On 14th October 1608, Sir John FitzEdmund FitzGerald (he had been knighted in 1601) was granted a license to hold a weekly market at Corabbey. Market day was to be on Saturday – just like today’s Farmer’s Market! Sir John had to pay an annual ‘rent’ of 5 shillings in English currency to the Crown for the license. He was now obliged to appoint a place for the holding of the market and to police this market by means of a clerk of the market and a piepowder court. This latter was a summary court that settled disputes on the spot between traders and their clients. It took its name from the old French term pieds poudres or ‘dusty feet.’ All stall-holders had to pay a fee (either a portion of their goods or give the equivalent value in currency). The fines from the piepowder court and the market fees represented quite a profit for the landlord, especially since the fees could be collected weekly.

It’s worth noting that in the following year, Sir James Craig was granted a license to hold an annual fair at Castleredmond on 3rd of May and one day following.

Richard Boyle, first Earl of Cork, acquired the estate of Corabbey some time after Sir John FitzEdmund FitzGerald's death in 1612.  Strangely, nobody ever talks about him in relation to Midleton.

The Elizabethan adventurer, Richard Boyle, first Earl of Cork, acquired the estate of Corabbey some time after the death of Sir John FitzEdmund FitzGerald in 1612. Strangely, nobody ever talks about him in the context of Midelton’s history. He’s Midleton’s forgotten figure really.

By the 1620s, the monastic estate of Corabbey had clearly come into the hands of a new leaseholder – the formidable Richard Boyle, first Earl of Cork. An extraordinary property-developer, Boyle applied for and was granted a new license for a market in Mainistir na Corran/Corabbey. This license was granted on 23rd December 1624 and it too designated Saturday as the market day. Boyle was charged 6 shillings 8 pence (Irish currency) each year for this privilege. On the same day he was granted a license to hold an annual fair in Castleredmond on 3rd of May and two days following.

One interesting context for these market licenses – there is no record of such a license being issued for Ballinacorra village.

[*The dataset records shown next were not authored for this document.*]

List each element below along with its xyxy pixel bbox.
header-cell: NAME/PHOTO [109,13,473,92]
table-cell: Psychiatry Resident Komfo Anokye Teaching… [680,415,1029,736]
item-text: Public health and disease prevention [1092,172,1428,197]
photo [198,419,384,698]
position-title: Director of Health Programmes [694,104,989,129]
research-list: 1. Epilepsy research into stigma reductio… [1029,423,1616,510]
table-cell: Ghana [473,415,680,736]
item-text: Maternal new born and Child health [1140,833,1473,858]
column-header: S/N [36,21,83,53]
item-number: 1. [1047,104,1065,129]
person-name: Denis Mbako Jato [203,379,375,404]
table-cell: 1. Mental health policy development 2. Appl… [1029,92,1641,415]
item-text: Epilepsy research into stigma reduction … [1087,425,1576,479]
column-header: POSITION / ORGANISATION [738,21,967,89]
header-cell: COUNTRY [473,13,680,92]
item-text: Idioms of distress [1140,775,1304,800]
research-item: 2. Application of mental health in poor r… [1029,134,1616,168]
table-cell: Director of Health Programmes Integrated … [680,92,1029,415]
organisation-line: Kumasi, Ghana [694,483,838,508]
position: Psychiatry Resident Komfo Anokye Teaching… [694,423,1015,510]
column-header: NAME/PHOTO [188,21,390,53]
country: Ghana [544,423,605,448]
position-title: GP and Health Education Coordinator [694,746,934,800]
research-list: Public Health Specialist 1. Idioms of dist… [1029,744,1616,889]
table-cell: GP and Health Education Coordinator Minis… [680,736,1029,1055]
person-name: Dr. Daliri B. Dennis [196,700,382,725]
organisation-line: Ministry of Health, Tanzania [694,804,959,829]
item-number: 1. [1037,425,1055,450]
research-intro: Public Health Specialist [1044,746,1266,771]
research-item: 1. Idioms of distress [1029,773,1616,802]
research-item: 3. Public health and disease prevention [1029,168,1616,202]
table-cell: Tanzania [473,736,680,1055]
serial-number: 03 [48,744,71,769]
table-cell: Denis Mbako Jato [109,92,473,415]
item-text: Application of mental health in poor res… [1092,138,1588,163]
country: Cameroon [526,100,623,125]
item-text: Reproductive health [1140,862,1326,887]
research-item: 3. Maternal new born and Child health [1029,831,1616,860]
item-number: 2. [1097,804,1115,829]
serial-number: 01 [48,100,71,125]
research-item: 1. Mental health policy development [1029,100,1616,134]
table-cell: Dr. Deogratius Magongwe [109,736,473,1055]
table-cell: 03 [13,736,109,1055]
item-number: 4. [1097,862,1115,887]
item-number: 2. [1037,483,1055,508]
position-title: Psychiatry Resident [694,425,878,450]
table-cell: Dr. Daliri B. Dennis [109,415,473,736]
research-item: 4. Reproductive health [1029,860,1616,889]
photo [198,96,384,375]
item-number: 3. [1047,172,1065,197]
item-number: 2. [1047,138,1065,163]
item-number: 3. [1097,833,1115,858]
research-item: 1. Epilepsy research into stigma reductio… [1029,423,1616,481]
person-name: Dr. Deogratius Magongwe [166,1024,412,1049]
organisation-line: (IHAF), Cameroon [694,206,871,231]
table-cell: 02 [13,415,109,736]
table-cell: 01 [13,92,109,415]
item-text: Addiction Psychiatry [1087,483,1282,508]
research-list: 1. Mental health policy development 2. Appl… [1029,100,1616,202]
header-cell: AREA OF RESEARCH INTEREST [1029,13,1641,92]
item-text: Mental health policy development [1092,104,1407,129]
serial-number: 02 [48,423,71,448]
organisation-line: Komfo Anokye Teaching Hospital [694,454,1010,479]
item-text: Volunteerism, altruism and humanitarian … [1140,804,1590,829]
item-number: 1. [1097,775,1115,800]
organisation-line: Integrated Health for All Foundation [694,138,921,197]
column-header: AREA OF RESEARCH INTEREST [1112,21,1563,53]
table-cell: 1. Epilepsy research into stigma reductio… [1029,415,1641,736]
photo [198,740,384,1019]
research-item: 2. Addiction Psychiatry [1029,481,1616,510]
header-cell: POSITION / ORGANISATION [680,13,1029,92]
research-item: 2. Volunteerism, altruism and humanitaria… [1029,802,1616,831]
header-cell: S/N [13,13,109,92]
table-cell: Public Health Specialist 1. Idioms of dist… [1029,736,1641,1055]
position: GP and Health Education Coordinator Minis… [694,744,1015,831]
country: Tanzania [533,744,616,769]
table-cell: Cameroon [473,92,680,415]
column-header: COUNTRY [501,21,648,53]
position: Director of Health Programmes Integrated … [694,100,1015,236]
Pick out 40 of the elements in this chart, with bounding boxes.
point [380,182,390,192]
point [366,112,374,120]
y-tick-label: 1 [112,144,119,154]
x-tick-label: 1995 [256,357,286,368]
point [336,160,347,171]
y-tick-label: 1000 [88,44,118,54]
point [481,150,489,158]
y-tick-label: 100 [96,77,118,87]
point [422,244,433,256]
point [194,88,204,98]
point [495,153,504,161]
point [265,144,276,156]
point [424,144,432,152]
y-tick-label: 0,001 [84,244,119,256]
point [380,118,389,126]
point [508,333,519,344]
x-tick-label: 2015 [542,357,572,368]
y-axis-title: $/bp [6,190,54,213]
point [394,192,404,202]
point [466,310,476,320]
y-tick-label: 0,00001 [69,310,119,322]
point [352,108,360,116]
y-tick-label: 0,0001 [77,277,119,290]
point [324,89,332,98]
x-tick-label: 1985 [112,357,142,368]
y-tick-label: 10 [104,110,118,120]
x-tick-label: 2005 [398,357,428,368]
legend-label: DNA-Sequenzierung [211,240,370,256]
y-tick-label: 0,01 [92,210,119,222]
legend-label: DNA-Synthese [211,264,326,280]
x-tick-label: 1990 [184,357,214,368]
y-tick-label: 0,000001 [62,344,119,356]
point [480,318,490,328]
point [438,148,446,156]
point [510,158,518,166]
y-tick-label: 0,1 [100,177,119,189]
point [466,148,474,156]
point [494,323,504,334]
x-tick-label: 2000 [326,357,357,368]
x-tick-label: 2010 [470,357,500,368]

Nearby locations like Rostellan, Dangandonovan, Carrigtohill, and even Killeagh are recorded as having a licence for a market or fair or even both.  This suggests that these areas are held by influential landlords and have a sufficient population  and commerce to warrant the issue of such licenses.

None of the men mentioned above would have applied for their licenses if they didn’t believe in the commercial opportunities that would benefit them. It seems highly unlikely that a license would have been issued if the applicant could not demonstrate a realy local need for a market. Clearly there must have been a town developing at Corabby/Mainistir na Corann to sustain all this activity – the market town that became Midleton was born. It is obvious that, if he didn’t found the town, then Sir John FitzEdmund FitzGerald was intent on developing it, as was Richard Boyle, Earl of Cork.

I understand that the founders of Midleton Farmers Market had absolutely no idea that Saturday was the original market day designated in 1608 and reaffirmed in 1624. They chose the day because it is a popular shopping day in Midleton. Serendipity indeed!

Sources: Margaret Curtis Clayton, ‘Early Stuart markets and fairs in Munster, c1600-1630’. Journal of the Cork Historical and Archaeological Society, 2010.   Anthony McCormack, ‘The social and economic consequences of the Desmond rebellion of 1579-83.’ Irish Historical Studies, May 2004.